In the eighties and nineties McCall withdrew from gallery activity and worked as a catalogue and magazine designer. However in the early part of this millennium his work was rediscovered by some key curators and placed in highly visible, international shows. This prodded him into adapting his sculptural ideas for digital technology, and doing things that were impossible with reel to reel projectors - such as making vertical light cones. He also did some technological research and discovered ‘haze machines’. These can fill a room with a foggy ‘chalk dust’ mist that makes traversing light visible.
With digital know-how McCall’s more recent projects therefore have become more complicated. Sometimes they have three evolving linear elements side by side, such as a straight line and two turning parabolic wave forms that are like U’s. At one point in the cycle they join up to become a complete circle, before sliding apart and becoming independently turning, slowly writhing, components once more.
When you visit the current survey Christina Barton has put together for the Adam, you realise that the online documentation of McCall’s sculptural work often looks slick, as if digitally tidied up and possibly a little bland. The actual experience though is far better, for there are accidental components that bring an unanticipated richness. These include swirling highly ‘expressive’ eddies of fog that cling to the cordlike edges of each projected cross-section, and ‘white’ lines on the black planes of plinths that are not white at all but pastel yellow, pink and green.
From the titles that McCall gives his cones of light, he seems to regard the sculpture as a simile for the standing human presence. He sees himself as a humanist-structuralist, an odd hybrid of opposites, yet the work is sufficiently exciting in its own right. It doesn’t need clumsy conceptual overlayering - that makes him look like a Gormley wannabe. It works best trope free.
In an essay about McCall that Luke Smythe contributes to the Adam’s poster/catalogue he points out a number of writers like George Baker and Branden Joseph who think that McCall’s films of the 1970s continue the interests and “phenomenological concerns of minimalist and post-minimalist sculpture…(displacing) the emphasis of sculptural spectatorship away from the internal dynamics of the artwork itself, toward the moment-to-moment perceptual dynamics of the temporally-extended encounter between sculpture and viewer.”
This is an interesting issue.

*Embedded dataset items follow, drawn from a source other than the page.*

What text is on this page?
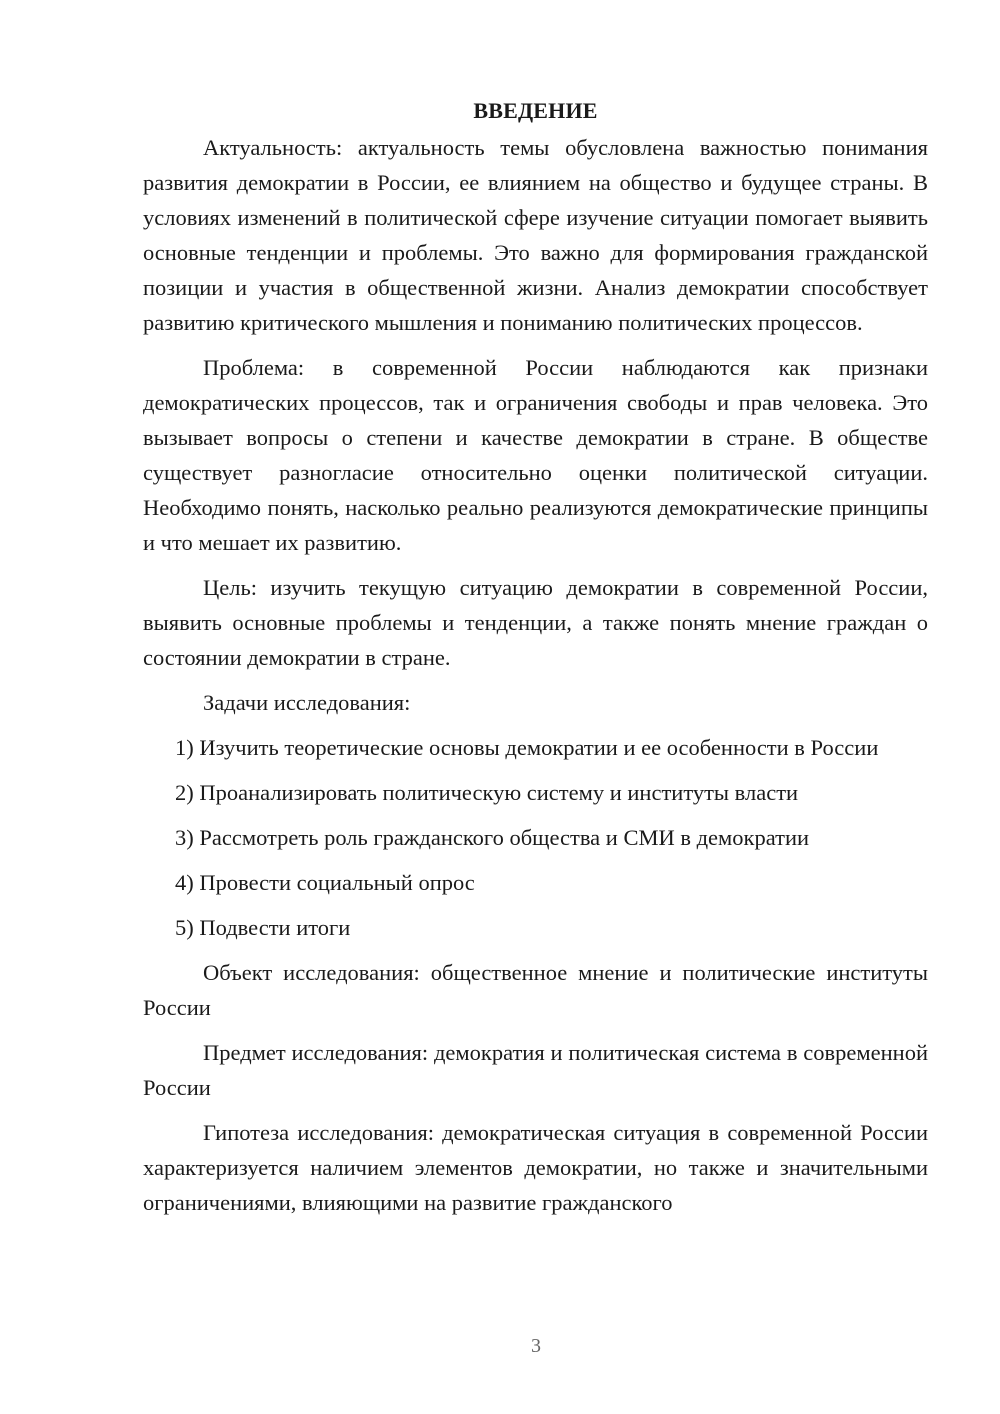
ВВЕДЕНИЕ

Актуальность: актуальность темы обусловлена важностью понимания развития демократии в России, ее влиянием на общество и будущее страны. В условиях изменений в политической сфере изучение ситуации помогает выявить основные тенденции и проблемы. Это важно для формирования гражданской позиции и участия в общественной жизни. Анализ демократии способствует развитию критического мышления и пониманию политических процессов.

Проблема: в современной России наблюдаются как признаки демократических процессов, так и ограничения свободы и прав человека. Это вызывает вопросы о степени и качестве демократии в стране. В обществе существует разногласие относительно оценки политической ситуации. Необходимо понять, насколько реально реализуются демократические принципы и что мешает их развитию.

Цель: изучить текущую ситуацию демократии в современной России, выявить основные проблемы и тенденции, а также понять мнение граждан о состоянии демократии в стране.

Задачи исследования:

1) Изучить теоретические основы демократии и ее особенности в России

2) Проанализировать политическую систему и институты власти

3) Рассмотреть роль гражданского общества и СМИ в демократии

4) Провести социальный опрос

5) Подвести итоги

Объект исследования: общественное мнение и политические институты России

Предмет исследования: демократия и политическая система в современной России

Гипотеза исследования: демократическая ситуация в современной России характеризуется наличием элементов демократии, но также и значительными ограничениями, влияющими на развитие гражданского

3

If one looks at examples of minimalist geometric sculpture of the mid-sixties, such as Robert Morris’s arrangements of square slabs or L-forms through which his audience moved, the gallery experience seems very different as a bodily sensation from what McCall offers. Most obvious is the fact that the minimalist work is made of painted plywood that the human form can move around and between, but not into - unlike a single cone made of light on dust that can be walked through.
So the question is, is standing within McCall’s conical shell of gradually moving blinding light, comparable to standing between identical wooden modules in different stationary positions that have solid planes? I don’t think so. Yet for sure, both are immersive and both have temporal-perceptual aspects - but one is overwhelming optical and ‘head’, whilst the other is more bodily in a far more general proprioceptive sense. It seems very odd to compare them.
This is an unusually immersive show, though the presence of drawings on some walls also ensures an overtly analytic component where the viewer has to mentally link moving images with stationary marks. McCall’s light sculptures surprise also because there seem to be plentiful allusions to earlier films like Len Lye’s Tusalava and Hans Richter’s Dreams That Money Can Buy.
The five vertical cones are smallish, on plinths, and so are called ‘maquettes’. They are not cathedral-like as in some installations (like in the image above) but they give you a good idea of the principles at work. The highlight is a long horizontal projection in the Kirk Gallery, You and I, Horizontal (2005), which though claustrophobic on a humid day (the air conditioning has to be turned off) is extraordinarily mesmerising. It has formal drama mixed with tantalisingly slow movement.
As with Viola and Cardiff at The New Dowse and City Gallery, this McCall show is an essential visit.